Instead of apologizing for the rough ride from the airport to the hotel, the taxi driver said his town may not have the best roads, bridges and tunnels in the country, but "we built them all with our own money".
In fact, Wenzhou has built quite a bit more than that. As the hotbed of entrepreneurship on the mainland, Wenzhou's private sector has created an almost self-contained economic ecosystem that has brought great wealth to the city.
An astute visitor can get a glimpse of the town's prosperity through the many dealerships for luxury cars, such as Rolls-Royce, Bentley, Mercedes and, of course, Ferrari and Porsche, and the boutiques of high-fashion brands from France, Italy and Spain.
But even this citadel of enterprising merchants and their hardy workers could not hold off the onslaught of the global economic recession, which greatly depressed the demand for the wide range of consumer goods that were churned out by the billions in the many thousands of big and small Wenzhou factories. The slow drying up of export income tipped the balance of the city's ecosystem and touched off a localized, but severe, financial crisis.
Although many Wenzhou entrepreneurs could feel the hurt, they have remained confident that, given time, the system they created can regain its equilibrium. But the painful adjustment process, involving hundreds of failed businesses, billions of yuan in soured debt and many thousands of unpaid workers, has brought into question the validity and sustainability of the Wenzhou economic model.

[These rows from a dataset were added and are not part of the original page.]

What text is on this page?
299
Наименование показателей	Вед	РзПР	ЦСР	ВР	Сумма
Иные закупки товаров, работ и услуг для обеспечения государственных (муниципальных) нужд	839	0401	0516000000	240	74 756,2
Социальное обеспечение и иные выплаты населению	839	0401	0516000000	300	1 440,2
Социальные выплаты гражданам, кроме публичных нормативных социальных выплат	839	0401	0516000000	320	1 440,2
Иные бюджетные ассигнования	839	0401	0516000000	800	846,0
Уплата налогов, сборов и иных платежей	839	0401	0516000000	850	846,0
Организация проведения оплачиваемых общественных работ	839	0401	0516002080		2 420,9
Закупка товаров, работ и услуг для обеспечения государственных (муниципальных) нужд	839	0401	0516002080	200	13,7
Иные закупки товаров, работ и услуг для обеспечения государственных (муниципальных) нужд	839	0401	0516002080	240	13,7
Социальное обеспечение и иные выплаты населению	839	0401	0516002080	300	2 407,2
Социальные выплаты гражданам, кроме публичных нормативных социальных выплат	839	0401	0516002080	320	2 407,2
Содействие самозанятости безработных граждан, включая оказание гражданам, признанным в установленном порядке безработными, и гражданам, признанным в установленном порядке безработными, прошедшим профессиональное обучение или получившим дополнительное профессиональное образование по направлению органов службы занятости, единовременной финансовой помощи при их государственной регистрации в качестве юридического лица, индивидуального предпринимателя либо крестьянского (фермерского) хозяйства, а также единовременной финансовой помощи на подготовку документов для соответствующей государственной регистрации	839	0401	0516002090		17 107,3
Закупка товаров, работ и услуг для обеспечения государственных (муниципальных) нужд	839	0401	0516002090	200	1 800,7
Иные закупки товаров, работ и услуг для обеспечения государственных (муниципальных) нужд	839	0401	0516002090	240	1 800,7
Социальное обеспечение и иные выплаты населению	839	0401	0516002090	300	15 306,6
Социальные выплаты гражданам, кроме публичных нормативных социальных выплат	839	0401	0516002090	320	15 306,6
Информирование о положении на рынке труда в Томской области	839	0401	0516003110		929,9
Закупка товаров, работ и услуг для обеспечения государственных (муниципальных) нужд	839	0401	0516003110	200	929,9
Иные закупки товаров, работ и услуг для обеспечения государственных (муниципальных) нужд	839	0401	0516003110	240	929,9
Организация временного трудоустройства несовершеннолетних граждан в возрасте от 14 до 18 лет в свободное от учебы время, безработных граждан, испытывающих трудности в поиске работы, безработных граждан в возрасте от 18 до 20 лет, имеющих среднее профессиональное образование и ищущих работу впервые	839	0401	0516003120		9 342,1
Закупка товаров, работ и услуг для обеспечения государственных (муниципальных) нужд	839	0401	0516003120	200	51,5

Such doubts apparently brought the authorities around to the view that there was a pressing need for reform aimed at establishing an orderly and a properly supervised money market to replace the estimated 300 billion yuan ($48.13 billion) underground banking system, where a handshake is as good as a loan document and personal relations take precedence over due diligence. But the financial reform that was kicked off with great fanfare in March 2012 has made little traction.
This is understandable. The benefits of financial reform don't usually show up during the initial stage, which can last for a few years. During that time, the process of reform is seen by those affected to have brought only trouble and inconvenience. That should explain why so many Wenzhou merchants and moneylenders are giving financial reform a cold shoulder.
For instance, only three of the hundred or so moneylenders in Wenzhou have answered the government call to turn themselves into registered finance companies or rural banks. The resistance of the others could frustrate the plan to establish a transparent interbank money market that can facilitate the channeling of bank deposits to finance business activities at interest rates more in sync with real supply and demand.
It's clear that official pleas for voluntary cooperation have fallen on deaf ears. Wenzhou's hard-nosed business people are not going to abandon their old practices to embrace financial reform unless they can see real and immediate benefits in doing so.
In this respect, they are not behaving in any particularly selfish or greedy way. When the government of Hong Kong embarked on its version of financial reform in the late 1970s, so as to lay the groundwork for the building of an international financial center, it had to bring the private sector on board not only by persuasion and some arm-twisting, but, more effectively, with a series of legislature initiatives.
The new laws redefined the financial industry by banning some old practices and introducing a fresh classification of market players placed under the supervision of a newly established watchdog, independent of the bureaucracy. Those companies that were either unwilling or not qualified to gain admittance to the new order were left with no choice but to shut down.
Since persuasion seems to have failed in Wenzhou, the government may have to consider legislative initiatives to restart the financial reform engine.